11. Eu égard à la menace pour l'ordre public que représente la présence en France de M. A..., condamné pénalement à de multiples reprises et jusque récemment par le juge judiciaire pour des faits répétés ou de même nature, il ne peut être considéré que le préfet d'Ille-et-Vilaine aurait fait une inexacte application des dispositions citées au point 10 en décidant d'interdire le retour en France de M. A... pendant 3 ans. Pour les mêmes motifs que ceux exposés au point 8, le moyen tiré par l'appelant d'une violation des stipulations figurant au paragraphe 1 de l'article 3 de la convention internationale relative aux droits de l'enfant doit être écarté.
12. Il résulte de ce qui précède que M. A... n'est pas fondé à soutenir que c'est à tort que, par le jugement attaqué, le magistrat désigné tribunal administratif de Rennes a rejeté sa requête tendant à l'arrêté du 26 mai 2023 par lequel le préfet d'Ille-et-Vilaine a refusé de lui délivrer un titre de séjour, l'a obligé à quitter sans le délai le territoire français et a fixé le pays de destination. Ses conclusions à fin d'injonction et celles fondées sur les dispositions des articles L. 761-1 du code de justice administrative et article 37 de la loi du 10 juillet 1991 ne peuvent qu'être rejetées par voie de conséquence.
DECIDE :
Article 1er : La requête de M. A... est rejetée.

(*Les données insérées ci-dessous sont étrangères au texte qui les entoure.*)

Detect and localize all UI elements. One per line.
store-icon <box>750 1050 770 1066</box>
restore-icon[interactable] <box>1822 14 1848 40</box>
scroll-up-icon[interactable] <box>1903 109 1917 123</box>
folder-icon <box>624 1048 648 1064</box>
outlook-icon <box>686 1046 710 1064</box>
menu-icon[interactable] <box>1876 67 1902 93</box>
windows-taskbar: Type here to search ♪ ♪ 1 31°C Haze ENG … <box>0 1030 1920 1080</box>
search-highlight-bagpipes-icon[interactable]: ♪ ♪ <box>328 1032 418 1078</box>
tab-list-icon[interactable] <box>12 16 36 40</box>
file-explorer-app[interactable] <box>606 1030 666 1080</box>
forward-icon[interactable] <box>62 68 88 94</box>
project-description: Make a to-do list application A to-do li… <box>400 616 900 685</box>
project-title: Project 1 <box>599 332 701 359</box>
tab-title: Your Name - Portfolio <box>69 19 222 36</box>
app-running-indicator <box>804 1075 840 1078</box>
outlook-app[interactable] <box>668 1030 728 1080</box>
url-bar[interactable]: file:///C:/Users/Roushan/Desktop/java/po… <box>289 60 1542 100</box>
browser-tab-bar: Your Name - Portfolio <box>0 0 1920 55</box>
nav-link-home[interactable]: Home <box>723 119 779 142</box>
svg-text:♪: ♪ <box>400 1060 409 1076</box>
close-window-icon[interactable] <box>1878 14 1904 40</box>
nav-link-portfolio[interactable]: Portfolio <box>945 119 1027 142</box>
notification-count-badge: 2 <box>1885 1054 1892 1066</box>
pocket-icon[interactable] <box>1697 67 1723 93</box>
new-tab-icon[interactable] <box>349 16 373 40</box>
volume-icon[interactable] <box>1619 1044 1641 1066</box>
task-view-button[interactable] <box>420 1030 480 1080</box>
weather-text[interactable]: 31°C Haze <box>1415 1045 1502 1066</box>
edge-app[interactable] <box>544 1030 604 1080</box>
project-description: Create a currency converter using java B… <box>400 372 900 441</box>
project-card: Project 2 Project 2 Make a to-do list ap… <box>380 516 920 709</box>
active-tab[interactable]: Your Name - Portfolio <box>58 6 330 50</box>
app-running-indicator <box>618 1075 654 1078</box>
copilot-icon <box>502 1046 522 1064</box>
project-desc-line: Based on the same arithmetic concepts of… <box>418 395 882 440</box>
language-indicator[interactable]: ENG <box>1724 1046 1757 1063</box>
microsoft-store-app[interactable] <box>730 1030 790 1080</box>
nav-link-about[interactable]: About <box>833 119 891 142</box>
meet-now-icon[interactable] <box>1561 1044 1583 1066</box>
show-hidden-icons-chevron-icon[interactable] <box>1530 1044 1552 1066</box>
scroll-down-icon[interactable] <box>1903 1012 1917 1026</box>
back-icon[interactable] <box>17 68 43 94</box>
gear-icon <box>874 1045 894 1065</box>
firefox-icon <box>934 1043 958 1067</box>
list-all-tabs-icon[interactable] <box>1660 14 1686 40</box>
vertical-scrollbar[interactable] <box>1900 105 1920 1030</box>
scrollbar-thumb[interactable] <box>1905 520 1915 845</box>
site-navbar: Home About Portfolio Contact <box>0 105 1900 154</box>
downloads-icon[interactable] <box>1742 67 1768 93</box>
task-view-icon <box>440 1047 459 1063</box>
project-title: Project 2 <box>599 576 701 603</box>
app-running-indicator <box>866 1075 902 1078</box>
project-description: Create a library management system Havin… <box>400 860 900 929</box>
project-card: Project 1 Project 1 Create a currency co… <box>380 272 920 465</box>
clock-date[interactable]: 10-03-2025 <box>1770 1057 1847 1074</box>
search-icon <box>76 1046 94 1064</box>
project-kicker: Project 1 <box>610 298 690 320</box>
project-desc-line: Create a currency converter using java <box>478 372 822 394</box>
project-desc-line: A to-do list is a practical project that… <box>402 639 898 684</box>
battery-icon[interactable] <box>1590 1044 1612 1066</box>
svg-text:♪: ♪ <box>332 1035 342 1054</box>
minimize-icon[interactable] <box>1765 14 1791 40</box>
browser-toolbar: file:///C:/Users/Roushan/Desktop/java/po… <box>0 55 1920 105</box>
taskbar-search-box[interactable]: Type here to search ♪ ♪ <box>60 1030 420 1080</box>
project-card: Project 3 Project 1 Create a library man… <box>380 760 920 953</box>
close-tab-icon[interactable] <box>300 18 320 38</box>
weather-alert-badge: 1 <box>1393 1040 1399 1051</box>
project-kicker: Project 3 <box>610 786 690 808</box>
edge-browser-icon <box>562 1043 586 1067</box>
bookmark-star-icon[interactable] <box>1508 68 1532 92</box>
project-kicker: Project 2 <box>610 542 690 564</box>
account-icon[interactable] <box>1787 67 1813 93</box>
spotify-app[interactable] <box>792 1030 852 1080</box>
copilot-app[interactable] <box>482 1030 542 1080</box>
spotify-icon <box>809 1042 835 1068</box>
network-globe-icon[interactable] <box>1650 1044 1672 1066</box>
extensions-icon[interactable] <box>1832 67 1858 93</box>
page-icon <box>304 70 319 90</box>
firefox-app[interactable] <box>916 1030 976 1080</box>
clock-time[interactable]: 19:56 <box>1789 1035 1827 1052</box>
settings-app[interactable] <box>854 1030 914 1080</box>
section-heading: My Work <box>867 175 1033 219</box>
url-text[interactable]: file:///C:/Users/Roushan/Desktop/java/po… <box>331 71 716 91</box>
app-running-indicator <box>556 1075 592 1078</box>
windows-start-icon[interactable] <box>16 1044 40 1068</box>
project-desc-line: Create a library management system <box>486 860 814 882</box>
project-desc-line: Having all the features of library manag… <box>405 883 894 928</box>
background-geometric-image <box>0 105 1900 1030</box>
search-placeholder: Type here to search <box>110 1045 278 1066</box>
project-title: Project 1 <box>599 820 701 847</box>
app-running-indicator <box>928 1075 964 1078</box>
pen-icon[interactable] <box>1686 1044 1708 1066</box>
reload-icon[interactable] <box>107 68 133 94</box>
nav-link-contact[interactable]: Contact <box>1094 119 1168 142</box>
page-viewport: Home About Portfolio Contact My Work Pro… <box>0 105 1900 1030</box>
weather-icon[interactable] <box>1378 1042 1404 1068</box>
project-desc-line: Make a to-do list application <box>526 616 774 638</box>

Article 2 : Le présent jugement sera notifié à M. B... A... et au ministre d'Etat, ministre de l'intérieur.
Copie en sera adressée, pour information, au préfet d'Ille-et Vilaine.
Délibéré après l'audience du 15 mai 2025, à laquelle siégeaient :
- Mme Brisson, présidente,
- M. Vergne, président-assesseur,
- Mme Marion, première conseillère.
Rendu public par mise à disposition au greffe le 6 juin 2025.
Le rapporteur,
G-V. VERGNE
La présidente,
C. BRISSON
Le greffier,
Y. MARQUIS
La République mande et ordonne au ministre d'Etat, ministre de l'intérieur en ce qui le concerne, et à tous commissaires de justice à ce requis en ce qui concerne les voies de droit commun contre les parties privées, de pourvoir à l'exécution de la présente décision.